# New guy from MN



## rollingstonebow (Feb 7, 2010)

Hi everyone just wanted to say HI. My brother in-law found this site 2 months ago and I really like the comaraderie like atmosphere.


----------



## buckchaser86 (Jun 10, 2009)

Welcome to AT!!  Good to see another Minnesotan


----------



## rollingstonebow (Feb 7, 2010)

*Rollingstonebow*

Thank You


----------



## Mark455 (Jan 23, 2009)

Welcome!
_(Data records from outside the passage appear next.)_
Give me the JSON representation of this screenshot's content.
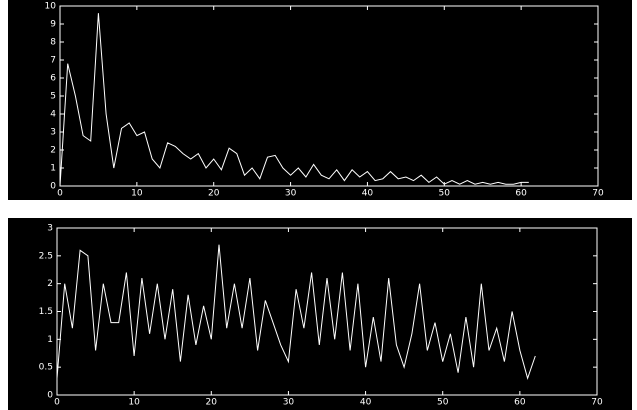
{
  "chart_data": [
    {
      "type": "line",
      "color": "#ffffff",
      "x": [
        0,
        1,
        2,
        3,
        4,
        5,
        6,
        7,
        8,
        9,
        10,
        11,
        12,
        13,
        14,
        15,
        16,
        17,
        18,
        19,
        20,
        21,
        22,
        23,
        24,
        25,
        26,
        27,
        28,
        29,
        30,
        31,
        32,
        33,
        34,
        35,
        36,
        37,
        38,
        39,
        40,
        41,
        42,
        43,
        44,
        45,
        46,
        47,
        48,
        49,
        50,
        51,
        52,
        53,
        54,
        55,
        56,
        57,
        58,
        59,
        60,
        61
      ],
      "values": [
        0,
        6.8,
        5,
        2.8,
        2.5,
        9.6,
        4,
        1.0,
        3.2,
        3.5,
        2.8,
        3.0,
        1.5,
        1.0,
        2.4,
        2.2,
        1.8,
        1.5,
        1.8,
        1.0,
        1.5,
        0.9,
        2.1,
        1.8,
        0.6,
        1.0,
        0.4,
        1.6,
        1.7,
        1.0,
        0.6,
        1.0,
        0.5,
        1.2,
        0.6,
        0.4,
        0.9,
        0.3,
        0.9,
        0.5,
        0.8,
        0.3,
        0.4,
        0.8,
        0.4,
        0.5,
        0.3,
        0.6,
        0.2,
        0.5,
        0.1,
        0.3,
        0.1,
        0.3,
        0.1,
        0.2,
        0.1,
        0.2,
        0.1,
        0.1,
        0.2,
        0.2
      ],
      "xlim": [
        0,
        70
      ],
      "xticks": [
        0,
        10,
        20,
        30,
        40,
        50,
        60,
        70
      ],
      "ylim": [
        0,
        10
      ],
      "yticks": [
        0,
        1,
        2,
        3,
        4,
        5,
        6,
        7,
        8,
        9,
        10
      ]
    },
    {
      "type": "line",
      "color": "#ffffff",
      "x": [
        0,
        1,
        2,
        3,
        4,
        5,
        6,
        7,
        8,
        9,
        10,
        11,
        12,
        13,
        14,
        15,
        16,
        17,
        18,
        19,
        20,
        21,
        22,
        23,
        24,
        25,
        26,
        27,
        28,
        29,
        30,
        31,
        32,
        33,
        34,
        35,
        36,
        37,
        38,
        39,
        40,
        41,
        42,
        43,
        44,
        45,
        46,
        47,
        48,
        49,
        50,
        51,
        52,
        53,
        54,
        55,
        56,
        57,
        58,
        59,
        60,
        61,
        62
      ],
      "values": [
        0.3,
        2.0,
        1.2,
        2.6,
        2.5,
        0.8,
        2.0,
        1.3,
        1.3,
        2.2,
        0.7,
        2.1,
        1.1,
        2.0,
        1.0,
        1.9,
        0.6,
        1.8,
        0.9,
        1.6,
        1.0,
        2.7,
        1.2,
        2.0,
        1.2,
        2.1,
        0.8,
        1.7,
        1.3,
        0.9,
        0.6,
        1.9,
        1.2,
        2.2,
        0.9,
        2.1,
        1.0,
        2.2,
        0.8,
        2.0,
        0.5,
        1.4,
        0.6,
        2.1,
        0.9,
        0.5,
        1.1,
        2.0,
        0.8,
        1.3,
        0.6,
        1.1,
        0.4,
        1.4,
        0.5,
        2.0,
        0.8,
        1.2,
        0.6,
        1.5,
        0.8,
        0.3,
        0.7
      ],
      "xlim": [
        0,
        70
      ],
      "xticks": [
        0,
        10,
        20,
        30,
        40,
        50,
        60,
        70
      ],
      "ylim": [
        0,
        3
      ],
      "yticks": [
        0,
        0.5,
        1,
        1.5,
        2,
        2.5,
        3
      ]
    }
  ]
}
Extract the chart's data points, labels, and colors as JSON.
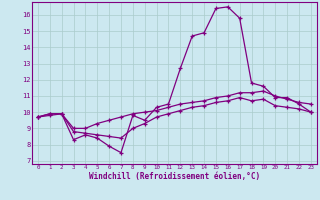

You'll like this site.


----------



## pinski79 (Jan 23, 2010)

Your brother in law must be pretty awesome


----------



## HighFive22 (Jan 7, 2009)

buckchaser86 said:


> Welcome to AT!!  Good to see another Minnesotan


For sure the more the better!!!
:welcomesign:


----------



## Crazy4Centaurs (Feb 8, 2010)

Rolling Stone Bow,
I too am new, wanna be friends ?? 
Crazy4Centaurs
North Carolina


----------



## Tim Roberts (Jul 13, 2002)

:wav: :yo: *G'day.*







to *Archery Talk* rollingstonebow. Have fun here.


----------



## Dthbyhoyt (Dec 4, 2004)

:welcome: 2 ArcheryTalk


----------



## killerloop (Mar 16, 2008)

welcome fellow MinneSNOWton


----------



## rycountryboy (Feb 21, 2008)

:welcome: to AT


----------



## rollingstonebow (Feb 7, 2010)

*Nice welcome*

Thanks everyone for the welcome.


----------



## wicked1Joe (May 19, 2009)

:wav:
Welcome to AT


----------



## rdj-pencilart (Jun 22, 2006)

*welcome*

this is a great site.. and a lot of great people are visiting it every day


----------



## canoesota (Jun 18, 2010)

Welcome from Plymouth,MN


----------



## US_Tank (Jun 19, 2010)

Hey there! Fargo, ND here. Gotta love archery.


----------